Herrup believes three three key steps that are needed for an individual to progress from this natural path to the full spectrum of Alzheimer’s clinical symptoms: an initiating injury that is probably vascular in nature; an inflammatory response that is both chronic and unique to Alzheimer’s; and a cellular change of state, a one-way cell biological door that permanently alters the physiology of neurons and several other cell types in the Alzheimer’s disease brain.

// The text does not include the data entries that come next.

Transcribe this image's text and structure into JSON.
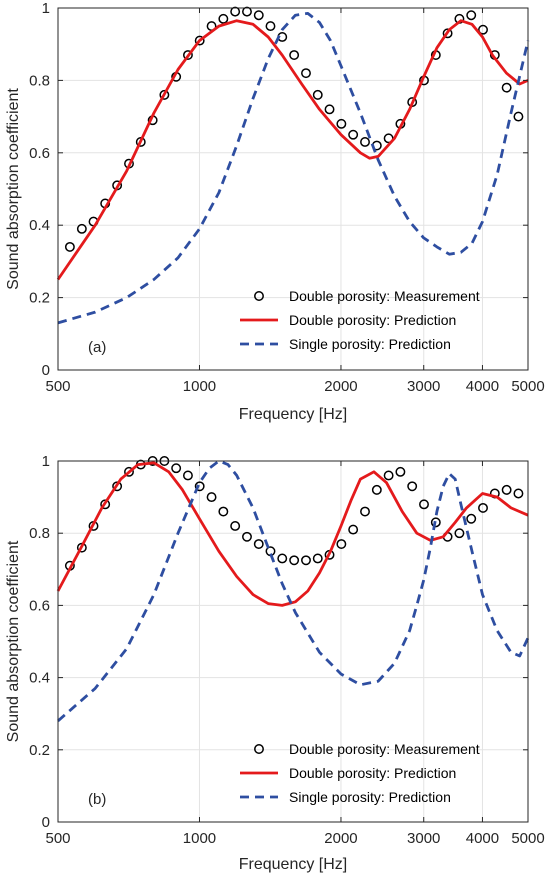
{
  "chart_data": [
    {
      "type": "line",
      "panel_tag": "(a)",
      "xlabel": "Frequency [Hz]",
      "ylabel": "Sound absorption coefficient",
      "xscale": "log",
      "xlim": [
        500,
        5000
      ],
      "ylim": [
        0,
        1
      ],
      "xticks": [
        500,
        1000,
        2000,
        3000,
        4000,
        5000
      ],
      "xtick_labels": [
        "500",
        "1000",
        "2000",
        "3000",
        "4000",
        "5000"
      ],
      "yticks": [
        0,
        0.2,
        0.4,
        0.6,
        0.8,
        1
      ],
      "ytick_labels": [
        "0",
        "0.2",
        "0.4",
        "0.6",
        "0.8",
        "1"
      ],
      "grid": true,
      "legend_position": "bottom-right",
      "series": [
        {
          "name": "Double porosity: Measurement",
          "style": "markers",
          "color": "#000000",
          "x": [
            530,
            562,
            595,
            630,
            668,
            708,
            750,
            795,
            842,
            892,
            945,
            1001,
            1061,
            1124,
            1191,
            1262,
            1337,
            1416,
            1500,
            1590,
            1685,
            1785,
            1891,
            2004,
            2123,
            2250,
            2384,
            2526,
            2676,
            2835,
            3004,
            3183,
            3372,
            3573,
            3786,
            4011,
            4250,
            4503,
            4771
          ],
          "y": [
            0.34,
            0.39,
            0.41,
            0.46,
            0.51,
            0.57,
            0.63,
            0.69,
            0.76,
            0.81,
            0.87,
            0.91,
            0.95,
            0.97,
            0.99,
            0.99,
            0.98,
            0.95,
            0.92,
            0.87,
            0.82,
            0.76,
            0.72,
            0.68,
            0.65,
            0.63,
            0.62,
            0.64,
            0.68,
            0.74,
            0.8,
            0.87,
            0.93,
            0.97,
            0.98,
            0.94,
            0.87,
            0.78,
            0.7
          ]
        },
        {
          "name": "Double porosity: Prediction",
          "style": "solid",
          "color": "#e41a1c",
          "x": [
            500,
            600,
            700,
            800,
            900,
            1000,
            1100,
            1200,
            1300,
            1400,
            1500,
            1650,
            1800,
            2000,
            2200,
            2300,
            2400,
            2600,
            2800,
            3000,
            3200,
            3400,
            3600,
            3800,
            4000,
            4200,
            4500,
            4800,
            5000
          ],
          "y": [
            0.25,
            0.4,
            0.55,
            0.71,
            0.83,
            0.91,
            0.95,
            0.965,
            0.955,
            0.92,
            0.87,
            0.79,
            0.72,
            0.65,
            0.6,
            0.585,
            0.59,
            0.64,
            0.72,
            0.81,
            0.89,
            0.94,
            0.965,
            0.955,
            0.92,
            0.87,
            0.82,
            0.79,
            0.8
          ]
        },
        {
          "name": "Single porosity: Prediction",
          "style": "dashed",
          "color": "#2e4ea1",
          "x": [
            500,
            600,
            700,
            800,
            900,
            1000,
            1100,
            1200,
            1300,
            1400,
            1500,
            1600,
            1700,
            1800,
            1900,
            2000,
            2200,
            2400,
            2600,
            2800,
            3000,
            3200,
            3400,
            3600,
            3800,
            4000,
            4300,
            4600,
            5000
          ],
          "y": [
            0.13,
            0.16,
            0.2,
            0.25,
            0.31,
            0.39,
            0.49,
            0.62,
            0.75,
            0.86,
            0.94,
            0.98,
            0.985,
            0.96,
            0.91,
            0.84,
            0.71,
            0.58,
            0.48,
            0.41,
            0.365,
            0.34,
            0.32,
            0.325,
            0.35,
            0.41,
            0.54,
            0.71,
            0.91
          ]
        }
      ]
    },
    {
      "type": "line",
      "panel_tag": "(b)",
      "xlabel": "Frequency [Hz]",
      "ylabel": "Sound absorption coefficient",
      "xscale": "log",
      "xlim": [
        500,
        5000
      ],
      "ylim": [
        0,
        1
      ],
      "xticks": [
        500,
        1000,
        2000,
        3000,
        4000,
        5000
      ],
      "xtick_labels": [
        "500",
        "1000",
        "2000",
        "3000",
        "4000",
        "5000"
      ],
      "yticks": [
        0,
        0.2,
        0.4,
        0.6,
        0.8,
        1
      ],
      "ytick_labels": [
        "0",
        "0.2",
        "0.4",
        "0.6",
        "0.8",
        "1"
      ],
      "grid": true,
      "legend_position": "bottom-right",
      "series": [
        {
          "name": "Double porosity: Measurement",
          "style": "markers",
          "color": "#000000",
          "x": [
            530,
            562,
            595,
            630,
            668,
            708,
            750,
            795,
            842,
            892,
            945,
            1001,
            1061,
            1124,
            1191,
            1262,
            1337,
            1416,
            1500,
            1590,
            1685,
            1785,
            1891,
            2004,
            2123,
            2250,
            2384,
            2526,
            2676,
            2835,
            3004,
            3183,
            3372,
            3573,
            3786,
            4011,
            4250,
            4503,
            4771
          ],
          "y": [
            0.71,
            0.76,
            0.82,
            0.88,
            0.93,
            0.97,
            0.99,
            1.0,
            1.0,
            0.98,
            0.96,
            0.93,
            0.9,
            0.86,
            0.82,
            0.79,
            0.77,
            0.75,
            0.73,
            0.725,
            0.725,
            0.73,
            0.74,
            0.77,
            0.81,
            0.86,
            0.92,
            0.96,
            0.97,
            0.93,
            0.88,
            0.83,
            0.79,
            0.8,
            0.84,
            0.87,
            0.91,
            0.92,
            0.91
          ]
        },
        {
          "name": "Double porosity: Prediction",
          "style": "solid",
          "color": "#e41a1c",
          "x": [
            500,
            560,
            620,
            680,
            740,
            800,
            860,
            920,
            1000,
            1100,
            1200,
            1300,
            1400,
            1500,
            1600,
            1700,
            1800,
            1900,
            2000,
            2100,
            2200,
            2350,
            2500,
            2700,
            2900,
            3100,
            3300,
            3500,
            3700,
            4000,
            4300,
            4600,
            5000
          ],
          "y": [
            0.64,
            0.76,
            0.87,
            0.95,
            0.99,
            0.995,
            0.97,
            0.92,
            0.84,
            0.75,
            0.68,
            0.63,
            0.605,
            0.6,
            0.61,
            0.64,
            0.69,
            0.75,
            0.82,
            0.89,
            0.95,
            0.97,
            0.94,
            0.86,
            0.8,
            0.78,
            0.79,
            0.83,
            0.87,
            0.91,
            0.9,
            0.87,
            0.85
          ]
        },
        {
          "name": "Single porosity: Prediction",
          "style": "dashed",
          "color": "#2e4ea1",
          "x": [
            500,
            600,
            700,
            800,
            900,
            1000,
            1050,
            1100,
            1150,
            1200,
            1300,
            1400,
            1500,
            1600,
            1800,
            2000,
            2200,
            2400,
            2600,
            2800,
            2900,
            3000,
            3100,
            3200,
            3300,
            3400,
            3500,
            3600,
            3800,
            4000,
            4300,
            4600,
            4800,
            5000
          ],
          "y": [
            0.28,
            0.37,
            0.48,
            0.63,
            0.8,
            0.94,
            0.98,
            1.0,
            0.99,
            0.96,
            0.87,
            0.76,
            0.66,
            0.58,
            0.47,
            0.41,
            0.38,
            0.39,
            0.44,
            0.53,
            0.6,
            0.67,
            0.76,
            0.86,
            0.93,
            0.965,
            0.95,
            0.88,
            0.75,
            0.63,
            0.53,
            0.47,
            0.46,
            0.51
          ]
        }
      ]
    }
  ]
}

“The initiating injury might trigger a protective response in the brain cells,” Herrup says. “But the real problem is that in the elderly the response doesn’t know when to quit. It continues even after the injury itself subsides. In the end, the real damage is done by the persistence of the response and not by the injury itself.”
Herrup hopes his new theory will stimulate discussion and open the way to new experimental and diagnostic advances. “This new hypothesis, for example, emphasizes the value of anti-inflammatory approaches to the prevention of Alzheimer’s disease,” Herrup says.
He concedes that the individual components of the model aren’t entirely new, but points out that by rearranging their order and shifting their priority, his view has enormous implications for modern Alzheimer’s research.
“My hypothesis implies that beta-amyloid aggregation is not a central part of the biology of Alzheimer’s disease,” Herrup says. “It predicts that one can have plaques without having Alzheimer’s and that one can have Alzheimer’s without having plaques.
“Researchers should be cautious about following up these predictions, but since we’ve gone about as far as we can with our current hypothesis, we may have reached a point where too much caution is ill-advised. It’s time to re-imagine Alzheimer’s disease, so we can think creatively about treating it.”